Ackman’s bet was spectacularly contrarian. He was wagering on the collapse of a company [MBIA] that the rating companies had awarded their highest AAA rating and that everyone else was counting on.
...Ackman told the receptionist [at MBIA] they were there for the meeting with [CEO] Jay Brown. She pointed Ackman toward a closed conference room door just behind the reception desk. Opening it, he found Brown seated at a conference table with a dozen other men. The conversation in the room came to an abrupt halt.
“I’m Bill Ackman. I’m here to--”
“Wrong meeting,” one man said as he jumped up to close the door. Ackman returned to the reception area, convinced he’d just interrupted a tired and frazzled-looking Brown in a meeting with his crisis-management team. The Gotham group was shown to another conference room and told to wait.
Fifteen minutes later, Brown joined them with MBIA’s general counsel, Ram Wertheim, whose first question to the Gotham group was whether it planned to record the meeting. Ackman told him no, then asked Wertheim whether he and Brown planned on recording. They did not, Wertheim said.

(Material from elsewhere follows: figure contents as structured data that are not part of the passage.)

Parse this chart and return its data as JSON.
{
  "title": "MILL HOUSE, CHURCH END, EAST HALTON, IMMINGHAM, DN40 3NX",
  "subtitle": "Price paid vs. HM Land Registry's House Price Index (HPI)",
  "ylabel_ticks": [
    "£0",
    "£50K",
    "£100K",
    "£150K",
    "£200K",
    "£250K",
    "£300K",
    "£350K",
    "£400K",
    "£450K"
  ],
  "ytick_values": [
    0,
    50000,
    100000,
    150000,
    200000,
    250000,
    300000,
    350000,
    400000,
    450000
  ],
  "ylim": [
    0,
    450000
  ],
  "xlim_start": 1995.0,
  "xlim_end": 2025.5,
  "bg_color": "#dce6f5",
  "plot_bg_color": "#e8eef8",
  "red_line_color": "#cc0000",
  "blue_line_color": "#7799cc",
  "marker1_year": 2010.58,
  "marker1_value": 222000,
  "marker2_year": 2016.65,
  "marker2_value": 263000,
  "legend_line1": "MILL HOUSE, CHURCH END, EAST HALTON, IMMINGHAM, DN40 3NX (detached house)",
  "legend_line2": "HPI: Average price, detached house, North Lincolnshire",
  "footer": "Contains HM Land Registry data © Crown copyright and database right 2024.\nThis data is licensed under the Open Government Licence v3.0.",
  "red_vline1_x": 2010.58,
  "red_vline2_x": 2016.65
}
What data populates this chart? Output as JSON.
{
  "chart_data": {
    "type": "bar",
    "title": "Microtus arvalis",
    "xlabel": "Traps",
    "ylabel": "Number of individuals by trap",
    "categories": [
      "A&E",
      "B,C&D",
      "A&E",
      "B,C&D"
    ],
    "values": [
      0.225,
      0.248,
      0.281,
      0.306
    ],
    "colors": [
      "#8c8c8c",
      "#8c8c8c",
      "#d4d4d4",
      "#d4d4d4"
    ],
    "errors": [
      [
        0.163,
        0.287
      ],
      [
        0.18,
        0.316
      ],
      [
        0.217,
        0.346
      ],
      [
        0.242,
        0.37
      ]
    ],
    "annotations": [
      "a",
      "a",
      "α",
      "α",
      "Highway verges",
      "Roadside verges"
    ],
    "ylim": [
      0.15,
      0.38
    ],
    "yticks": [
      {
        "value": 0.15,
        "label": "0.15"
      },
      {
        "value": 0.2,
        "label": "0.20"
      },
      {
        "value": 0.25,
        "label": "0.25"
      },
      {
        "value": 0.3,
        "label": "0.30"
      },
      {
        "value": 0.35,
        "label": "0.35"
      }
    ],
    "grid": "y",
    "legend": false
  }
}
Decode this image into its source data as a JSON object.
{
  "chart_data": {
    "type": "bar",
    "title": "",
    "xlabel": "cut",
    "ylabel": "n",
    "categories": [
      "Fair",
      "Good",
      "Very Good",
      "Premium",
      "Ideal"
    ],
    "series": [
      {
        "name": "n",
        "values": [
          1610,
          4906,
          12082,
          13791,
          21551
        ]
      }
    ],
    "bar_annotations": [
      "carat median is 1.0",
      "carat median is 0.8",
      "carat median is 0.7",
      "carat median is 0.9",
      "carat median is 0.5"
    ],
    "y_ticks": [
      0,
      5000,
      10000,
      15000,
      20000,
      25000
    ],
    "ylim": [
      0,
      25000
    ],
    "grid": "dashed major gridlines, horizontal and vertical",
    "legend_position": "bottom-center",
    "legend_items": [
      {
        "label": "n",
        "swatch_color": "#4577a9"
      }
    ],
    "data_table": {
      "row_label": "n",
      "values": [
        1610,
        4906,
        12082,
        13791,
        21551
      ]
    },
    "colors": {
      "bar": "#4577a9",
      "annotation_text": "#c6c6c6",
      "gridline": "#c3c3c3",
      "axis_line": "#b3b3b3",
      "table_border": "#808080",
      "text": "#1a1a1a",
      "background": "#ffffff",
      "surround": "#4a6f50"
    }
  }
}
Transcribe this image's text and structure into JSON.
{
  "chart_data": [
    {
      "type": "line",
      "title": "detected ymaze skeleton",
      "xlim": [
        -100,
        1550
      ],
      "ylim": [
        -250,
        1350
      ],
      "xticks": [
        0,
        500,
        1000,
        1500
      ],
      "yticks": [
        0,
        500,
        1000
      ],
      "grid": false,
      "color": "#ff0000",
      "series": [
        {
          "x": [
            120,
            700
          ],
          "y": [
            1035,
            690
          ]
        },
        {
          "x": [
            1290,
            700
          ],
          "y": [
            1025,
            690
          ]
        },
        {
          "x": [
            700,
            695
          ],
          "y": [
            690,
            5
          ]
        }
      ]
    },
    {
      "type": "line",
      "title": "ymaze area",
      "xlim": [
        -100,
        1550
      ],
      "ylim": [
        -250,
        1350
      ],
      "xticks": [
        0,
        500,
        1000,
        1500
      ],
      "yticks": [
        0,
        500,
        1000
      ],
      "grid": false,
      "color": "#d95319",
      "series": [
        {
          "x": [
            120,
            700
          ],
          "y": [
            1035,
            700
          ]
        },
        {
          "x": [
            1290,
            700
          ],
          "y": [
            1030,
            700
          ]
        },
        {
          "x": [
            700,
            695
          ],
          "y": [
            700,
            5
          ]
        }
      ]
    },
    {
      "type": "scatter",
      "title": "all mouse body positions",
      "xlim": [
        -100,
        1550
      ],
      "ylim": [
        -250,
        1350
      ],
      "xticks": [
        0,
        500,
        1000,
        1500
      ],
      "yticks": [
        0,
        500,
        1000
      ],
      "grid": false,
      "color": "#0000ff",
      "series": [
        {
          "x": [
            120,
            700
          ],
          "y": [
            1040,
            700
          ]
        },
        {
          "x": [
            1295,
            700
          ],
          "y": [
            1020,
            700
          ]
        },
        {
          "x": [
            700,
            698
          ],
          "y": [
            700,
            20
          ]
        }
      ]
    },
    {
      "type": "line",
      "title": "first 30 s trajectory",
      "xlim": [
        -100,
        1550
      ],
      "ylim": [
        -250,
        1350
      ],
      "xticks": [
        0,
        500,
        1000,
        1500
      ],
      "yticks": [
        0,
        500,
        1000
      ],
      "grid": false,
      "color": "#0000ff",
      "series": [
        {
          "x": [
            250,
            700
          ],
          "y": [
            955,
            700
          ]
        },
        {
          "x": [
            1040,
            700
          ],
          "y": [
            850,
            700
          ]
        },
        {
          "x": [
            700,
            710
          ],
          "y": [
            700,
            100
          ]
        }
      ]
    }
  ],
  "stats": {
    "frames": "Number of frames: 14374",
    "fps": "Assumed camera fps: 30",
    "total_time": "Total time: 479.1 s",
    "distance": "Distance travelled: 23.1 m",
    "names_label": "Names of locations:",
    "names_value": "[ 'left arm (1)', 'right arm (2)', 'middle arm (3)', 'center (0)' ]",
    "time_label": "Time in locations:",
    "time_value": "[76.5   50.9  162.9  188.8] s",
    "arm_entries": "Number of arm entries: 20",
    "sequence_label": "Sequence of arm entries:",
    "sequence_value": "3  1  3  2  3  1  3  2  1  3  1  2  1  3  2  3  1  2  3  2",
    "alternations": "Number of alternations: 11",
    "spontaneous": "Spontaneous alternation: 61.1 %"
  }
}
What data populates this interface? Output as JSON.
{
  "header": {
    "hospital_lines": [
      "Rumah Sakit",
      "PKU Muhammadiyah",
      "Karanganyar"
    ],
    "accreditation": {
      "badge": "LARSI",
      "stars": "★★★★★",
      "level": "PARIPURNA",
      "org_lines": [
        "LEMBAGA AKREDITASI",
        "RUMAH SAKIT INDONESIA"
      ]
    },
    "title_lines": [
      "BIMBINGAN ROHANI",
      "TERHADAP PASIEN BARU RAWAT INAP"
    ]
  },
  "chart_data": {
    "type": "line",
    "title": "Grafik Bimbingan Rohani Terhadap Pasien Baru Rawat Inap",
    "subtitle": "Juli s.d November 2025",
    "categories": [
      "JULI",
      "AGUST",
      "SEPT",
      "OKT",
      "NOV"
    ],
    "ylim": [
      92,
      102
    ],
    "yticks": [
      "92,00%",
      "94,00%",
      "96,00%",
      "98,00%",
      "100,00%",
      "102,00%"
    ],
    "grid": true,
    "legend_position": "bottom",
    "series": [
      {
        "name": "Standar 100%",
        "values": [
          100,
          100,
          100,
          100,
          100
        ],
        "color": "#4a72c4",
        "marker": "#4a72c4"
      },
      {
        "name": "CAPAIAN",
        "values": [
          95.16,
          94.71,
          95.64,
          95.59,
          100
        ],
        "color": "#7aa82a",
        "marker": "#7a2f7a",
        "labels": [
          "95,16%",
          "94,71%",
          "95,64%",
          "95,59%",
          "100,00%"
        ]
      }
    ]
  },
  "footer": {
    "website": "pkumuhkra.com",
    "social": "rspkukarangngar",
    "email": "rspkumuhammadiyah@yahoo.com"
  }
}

Brown got to the point. He had been in the insurance industry for years, and no one had ever questioned his reputation, Ackman remembers Brown saying.
‘Friends in High Places’
“No one has ever gone to my regulators without my permission.”
Ackman asked Brown whether he disputed any of the assertions Ackman had made about MBIA. Brown was aware of the issues in Ackman’s report from questions he had received from a Wall Street equity analyst with whom Ackman had shared his findings.
“This isn’t about the facts; it’s about process,” Ackman recalls Brown saying. “You’re a young guy, early in your career. You should think long and hard before issuing the report. We are the largest guarantor of New York state and New York City bonds. In fact, we’re the largest guarantor of municipal debt in the country. Let’s put it this way: We have friends in high places.”
In a follow-up letter to Ackman after the meeting, Wertheim reminded Gotham what was at stake.
“MBIA is a regulated insurance company that operates in a regulated environment and acts in a fiduciary capacity for the benefit of our many constituencies. ... MBIA’s credibility and reputation in the market, and its AAA ratings, are critical to our continued ability to service these constituencies.”
In the meeting, Brown compared Gotham to Enron Corp., which had been accused of manipulating the California electricity market. Was Gotham seeking to manipulate perceptions about a regulated insurance company by taking positions in the unregulated CDS market? Brown also asked Ackman how long Gotham planned to hold its CDS position on MBIA.
Ackman explained that for the hedge fund to make money on its CDS position, it was going to have to be correct in its criticism of MBIA. Ackman told Brown that the CDS market was not liquid enough for Gotham to easily trade in and out of such a huge position.
Wertheim asked to see a copy of Gotham’s report before it was published so MBIA could check Gotham’s facts. Ackman countered that it was considered inappropriate for analysts to give advance copies of research reports to companies but again offered to discuss any findings at the meeting.
The meeting ended abruptly. As the men filed out of the room, Ackman reached out to shake Brown’s hand.
“I don’t think so,” Brown said, refusing to extend his hand.
When hedge fund manager David Einhorn told an audience of investors in 2002 that he recommended shorting Allied, the SEC investigated him before they bothered to probe the company. The lukewarm probe the SEC wound up doing didn’t even include a visit to Allied headquarters two blocks from the SEC. Ultimately, the SEC’s documents on Allied were mysteriously deleted from the agency’s computers, the new Kotz report says.
In a classic SEC farce, the agency has acknowledged the shorts’ important role in balancing the boundless swamp of financial hype by slapping new curbs on them on Feb. 24.
No less an expert on white-collar crime than onetime jailbird Sam Antar, whose Web page says he masterminded “one of the largest securities frauds of its time” when he was chief financial officer of Crazy Eddie Inc. in the 1980s, says the way to counter market hype is to make it easier to research short- sale ideas and sue fraudsters. And trust me, Antar should know.
“There is nothing worse for a criminal to deal with than an adversary with a profit motive,” he told me in a telephone interview.
Bloggers are doing their part to fill in where the regulators fail, too. Blogger Barry Ritholtz said on June 3, 2008, that it was time to sell Lehman Brothers at $30.61. Less than four months later, and after interminable carrying on by Lehman and others about short sellers telling unfair tales, the firm filed for bankruptcy.